Okeaniden, Mozart und Prokofjew | Andreas Oberaigner zum 12. Philharmonischen Konzert
Eigentlich wollte ich meine Ankündigung zu unserem letzten Philharmonischen Konzert mit dem Versprechen beginnen, dass wir unserem Publikum mit einem spannenden und abwechslungsreichen Programm noch einmal so richtig einheizen wollen. Bei den Temperaturen, die momentan herrschen, ist das wohl aber nicht der beste Einstieg.

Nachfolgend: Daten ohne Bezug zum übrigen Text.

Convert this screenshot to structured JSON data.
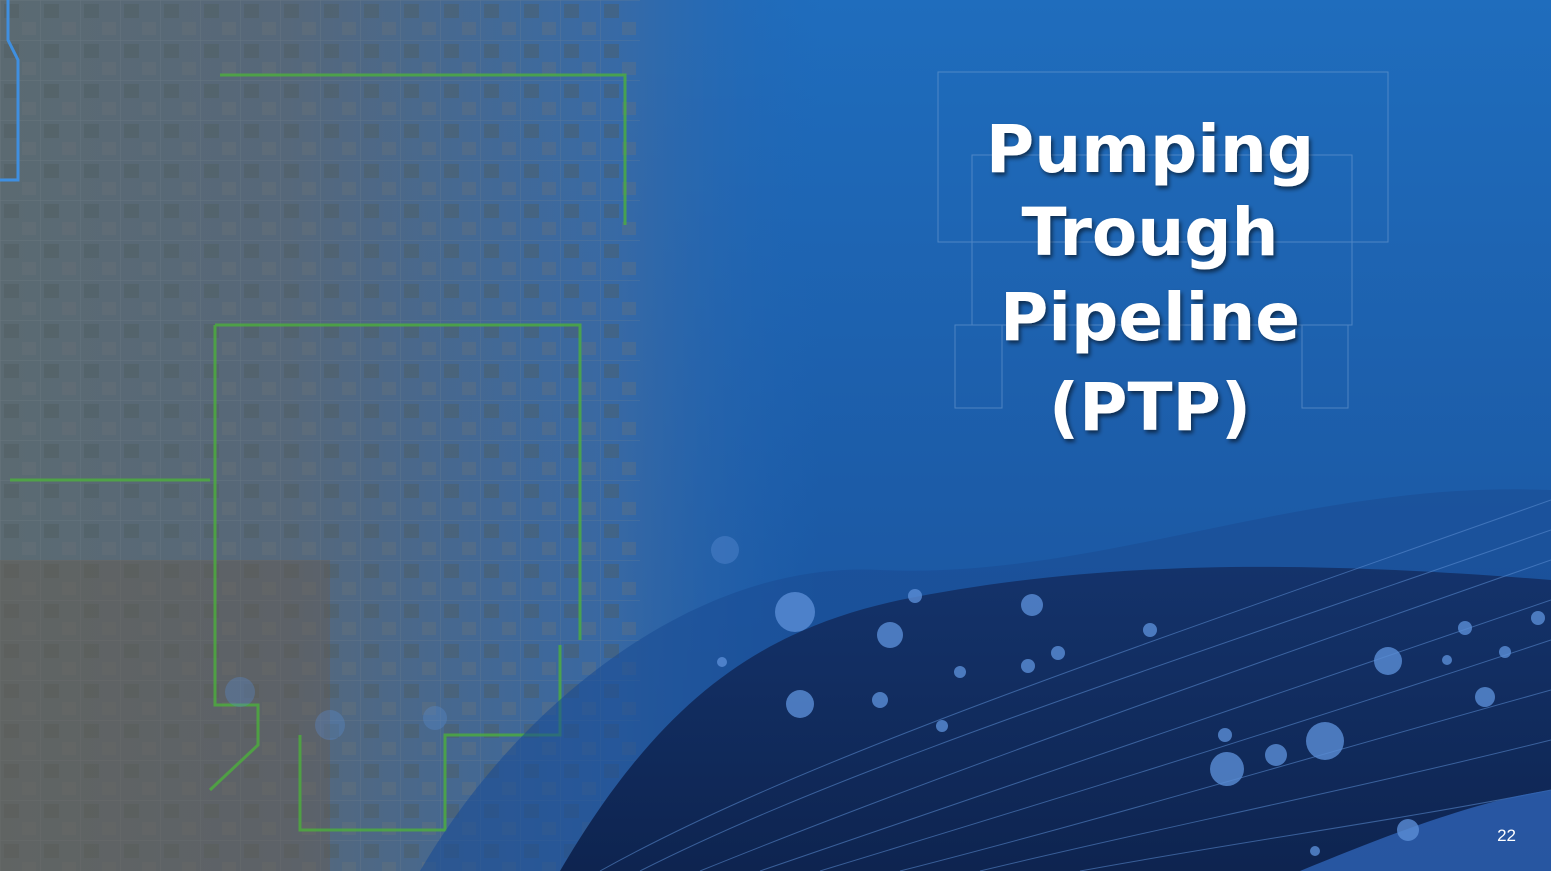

Dafür weckt gleich das erste Werk durch den Titel – “Die Okeaniden” – Assoziationen an kühlendes Nass. “Aallottaret” (Töchter der Wellen) lautet der finnische Titel des Werkes, in dem sich Sibelius mit den Meeresnymphen der griechischen Mythologie auseinander setzt. Das Werk ist dem Amerikanischen Ehepaar Stoeckel gewidmet. Carl Stoeckel war eine reicher Mäzen, der in dem kleinen Städtchen Norfolk ein Konzerthaus erbauen ließ und dort ein Festival ins Leben rief. Immer wieder ergingen Einladung an berühmte Komponisten, und als 1913 Sibelius an die Reihe kam, wurde dieser auch gleich um eine neue Komposition gebeten.

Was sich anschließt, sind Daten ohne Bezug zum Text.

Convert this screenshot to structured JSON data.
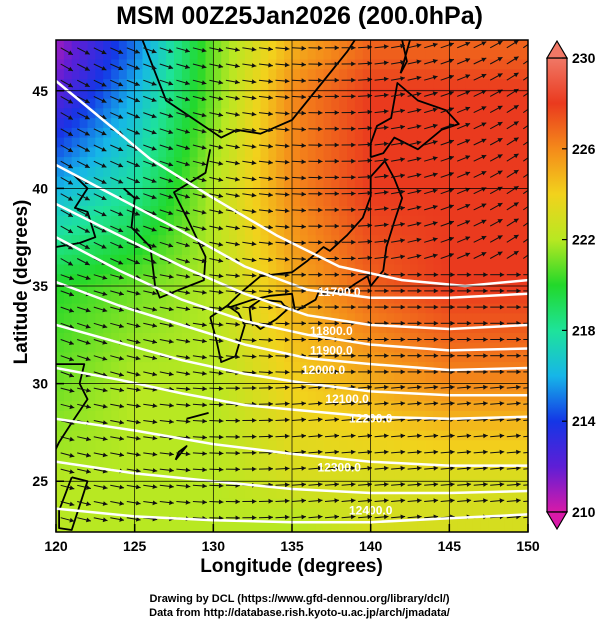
{
  "chart_data": {
    "type": "heatmap",
    "title": "MSM 00Z25Jan2026 (200.0hPa)",
    "xlabel": "Longitude (degrees)",
    "ylabel": "Latitude  (degrees)",
    "xlim": [
      120,
      150
    ],
    "ylim": [
      22.4,
      47.6
    ],
    "x_ticks": [
      120,
      125,
      130,
      135,
      140,
      145,
      150
    ],
    "y_ticks": [
      25,
      30,
      35,
      40,
      45
    ],
    "colorbar": {
      "min": 210,
      "max": 230,
      "tick_labels": [
        210,
        214,
        218,
        222,
        226,
        230
      ],
      "colors": [
        "#d81aa8",
        "#5e1ed6",
        "#1436e6",
        "#16b6e8",
        "#1ee39a",
        "#22d82a",
        "#b8e822",
        "#f2d21c",
        "#f48a1a",
        "#ea3a1e",
        "#f07866"
      ]
    },
    "temperature_field_K": {
      "lons": [
        120,
        125,
        130,
        135,
        140,
        145,
        150
      ],
      "lats": [
        47,
        45,
        40,
        35,
        30,
        25,
        23
      ],
      "values": [
        [
          211,
          215,
          221,
          225,
          227,
          227,
          227
        ],
        [
          212,
          216,
          221,
          226,
          228,
          228,
          228
        ],
        [
          216,
          218,
          222,
          226,
          228,
          228,
          228
        ],
        [
          220,
          221,
          222,
          225,
          227,
          228,
          228
        ],
        [
          221,
          222,
          222,
          224,
          225,
          226,
          226
        ],
        [
          222,
          222,
          222,
          223,
          223,
          223,
          223
        ],
        [
          222,
          222,
          222,
          222,
          223,
          223,
          223
        ]
      ]
    },
    "height_contours": [
      {
        "label": "11700.0",
        "lon": 138,
        "lat": 34.5
      },
      {
        "label": "11800.0",
        "lon": 137.5,
        "lat": 32.5
      },
      {
        "label": "11900.0",
        "lon": 137.5,
        "lat": 31.5
      },
      {
        "label": "12000.0",
        "lon": 137,
        "lat": 30.5
      },
      {
        "label": "12100.0",
        "lon": 138.5,
        "lat": 29
      },
      {
        "label": "12200.0",
        "lon": 140,
        "lat": 28
      },
      {
        "label": "12300.0",
        "lon": 138,
        "lat": 25.5
      },
      {
        "label": "12400.0",
        "lon": 140,
        "lat": 23.3
      }
    ],
    "wind_field": "westerly vectors (plotted as arrows)"
  },
  "credits": {
    "line1": "Drawing by DCL (https://www.gfd-dennou.org/library/dcl/)",
    "line2": "Data from http://database.rish.kyoto-u.ac.jp/arch/jmadata/"
  }
}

Sibelius wählte für dieses Tongemälde kein Thema der finnischen Mythologie, wie er es zuvor so gerne tat. Seine Beschäftigung mit dem Ozean trägt durchaus impressionistische Züge, und doch ist seine unverkennbare Tonsprache jederzeit heraushörbar. Nachdem in dieser Saison ja schon Debussy „La Mer“ und Brittens „Sea Interludes“ zu hören waren, können unsere treuen Konzertbesuchern nun den interessanten Vergleich anstellen, wie sich der finnische Komponist diesem Thema näherte.

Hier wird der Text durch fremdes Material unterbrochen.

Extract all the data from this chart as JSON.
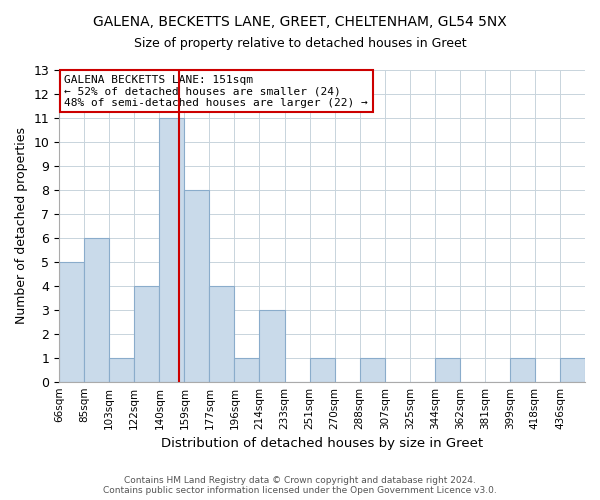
{
  "title": "GALENA, BECKETTS LANE, GREET, CHELTENHAM, GL54 5NX",
  "subtitle": "Size of property relative to detached houses in Greet",
  "xlabel": "Distribution of detached houses by size in Greet",
  "ylabel": "Number of detached properties",
  "bin_labels": [
    "66sqm",
    "85sqm",
    "103sqm",
    "122sqm",
    "140sqm",
    "159sqm",
    "177sqm",
    "196sqm",
    "214sqm",
    "233sqm",
    "251sqm",
    "270sqm",
    "288sqm",
    "307sqm",
    "325sqm",
    "344sqm",
    "362sqm",
    "381sqm",
    "399sqm",
    "418sqm",
    "436sqm"
  ],
  "bar_heights": [
    5,
    6,
    1,
    4,
    11,
    8,
    4,
    1,
    3,
    0,
    1,
    0,
    1,
    0,
    0,
    1,
    0,
    0,
    1,
    0,
    1
  ],
  "bar_color": "#c9daea",
  "bar_edge_color": "#8aaccb",
  "vline_bin": 4.8,
  "vline_color": "#cc0000",
  "ylim": [
    0,
    13
  ],
  "yticks": [
    0,
    1,
    2,
    3,
    4,
    5,
    6,
    7,
    8,
    9,
    10,
    11,
    12,
    13
  ],
  "annotation_title": "GALENA BECKETTS LANE: 151sqm",
  "annotation_line1": "← 52% of detached houses are smaller (24)",
  "annotation_line2": "48% of semi-detached houses are larger (22) →",
  "annotation_box_color": "#ffffff",
  "annotation_box_edge": "#cc0000",
  "footer_line1": "Contains HM Land Registry data © Crown copyright and database right 2024.",
  "footer_line2": "Contains public sector information licensed under the Open Government Licence v3.0.",
  "background_color": "#ffffff",
  "grid_color": "#c8d4dc",
  "figsize": [
    6.0,
    5.0
  ],
  "dpi": 100
}
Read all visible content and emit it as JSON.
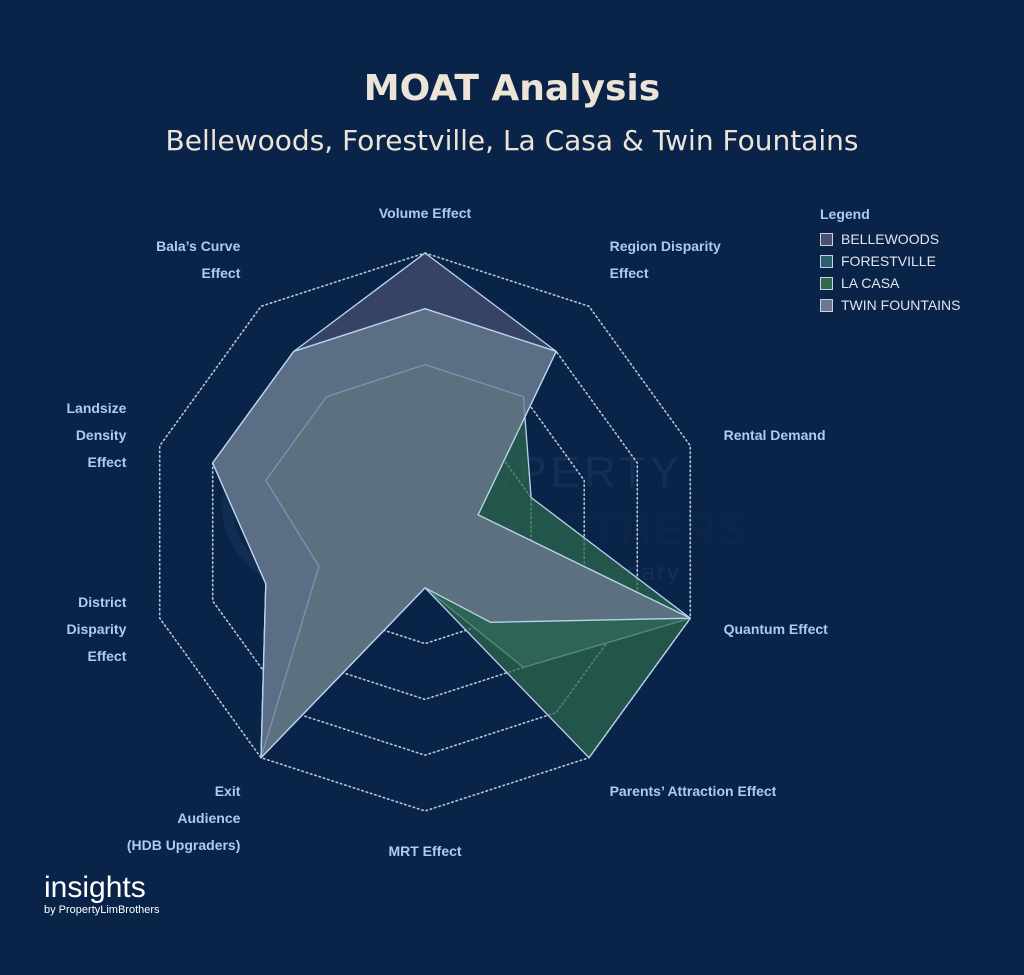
{
  "title": "MOAT Analysis",
  "subtitle": "Bellewoods, Forestville, La Casa & Twin Fountains",
  "legend": {
    "title": "Legend",
    "items": [
      {
        "label": "BELLEWOODS",
        "color": "#4a5070"
      },
      {
        "label": "FORESTVILLE",
        "color": "#2a6070"
      },
      {
        "label": "LA CASA",
        "color": "#2f6a4c"
      },
      {
        "label": "TWIN FOUNTAINS",
        "color": "#6f7690"
      }
    ]
  },
  "watermark": {
    "line1": "PROPERTY",
    "line2": "LIMBROTHERS",
    "line3": "Real Estate Visionary"
  },
  "branding": {
    "line1": "insights",
    "line2": "by PropertyLimBrothers"
  },
  "chart_data": {
    "type": "radar",
    "title": "MOAT Analysis",
    "subtitle": "Bellewoods, Forestville, La Casa & Twin Fountains",
    "rmax": 5,
    "rings": [
      1,
      2,
      3,
      4,
      5
    ],
    "grid": "dotted",
    "legend_position": "top-right",
    "axes": [
      {
        "name": "Volume Effect",
        "label_lines": [
          "Volume Effect"
        ]
      },
      {
        "name": "Region Disparity Effect",
        "label_lines": [
          "Region Disparity",
          "Effect"
        ]
      },
      {
        "name": "Rental Demand",
        "label_lines": [
          "Rental Demand"
        ]
      },
      {
        "name": "Quantum Effect",
        "label_lines": [
          "Quantum Effect"
        ]
      },
      {
        "name": "Parents' Attraction Effect",
        "label_lines": [
          "Parents’ Attraction Effect"
        ]
      },
      {
        "name": "MRT Effect",
        "label_lines": [
          "MRT Effect"
        ]
      },
      {
        "name": "Exit Audience (HDB Upgraders)",
        "label_lines": [
          "Exit",
          "Audience",
          "(HDB Upgraders)"
        ]
      },
      {
        "name": "District Disparity Effect",
        "label_lines": [
          "District",
          "Disparity",
          "Effect"
        ]
      },
      {
        "name": "Landsize Density Effect",
        "label_lines": [
          "Landsize",
          "Density",
          "Effect"
        ]
      },
      {
        "name": "Bala's Curve Effect",
        "label_lines": [
          "Bala’s Curve",
          "Effect"
        ]
      }
    ],
    "series": [
      {
        "name": "BELLEWOODS",
        "values": [
          5,
          4,
          1,
          5,
          3,
          1,
          5,
          3,
          4,
          4
        ],
        "color": "#4a5070"
      },
      {
        "name": "FORESTVILLE",
        "values": [
          4,
          4,
          1,
          5,
          3,
          1,
          5,
          3,
          4,
          4
        ],
        "color": "#2a6070"
      },
      {
        "name": "LA CASA",
        "values": [
          3,
          3,
          2,
          5,
          5,
          1,
          5,
          2,
          3,
          3
        ],
        "color": "#2f6a4c"
      },
      {
        "name": "TWIN FOUNTAINS",
        "values": [
          4,
          4,
          1,
          5,
          2,
          1,
          5,
          3,
          4,
          4
        ],
        "color": "#6f7690"
      }
    ]
  }
}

Mozarts g-moll Sinfonie erklingt in den Konzertsälen dieser Welt auch schon mal, wenn sie gar nicht auf dem Programm steht – als Klingelton eines nicht ausgeschaltenen Handys. Wir präsentieren unserem Publikum also quasi die Sinfonie zum Klingelton. Als Klarinettist freut es mich natürlich besonders, dass das Werk in der Fassung mit Klarinetten zu hören ist. Obwohl sich die Klarinette in der Zeit der Wiener Klassik schon einigermaßen in den Orchestern etabliert hatte, waren doch nicht an allen Höfen der Zeit Klarinettisten engagiert. Diesem Umstand musste auch Mozart entsprechen, und deshalb verzichtete er in einigen seiner Sinfonien auf den Einsatz dieses Instruments. Auch die g-moll Sinfonie war ursprünglich ohne Klarinetten konzipiert, doch fertigte Mozart eine Zweite Fassung an, in der er dem Instrument schöne Aufgaben zuteilte.
Neben der Ersten, auch „Klassische“ genannten zählt die Fünfte zu Prokofievs meist gespielten Sinfonien. Der Komponist selbst schrieb zu diesem Werk, er wolle „ein Lied auf den freien und glücklichen Menschen anstimmen, seine schöpferische Kraft, seinen Adel, seine innere Reinheit“. Die Beurteilung dieses Werkes, das in den Kriegsjahren 44/45 entstand, war aber durchaus unterschiedlich, gerade was einen programmatischen bzw. ideologischen Hintergrund betrifft.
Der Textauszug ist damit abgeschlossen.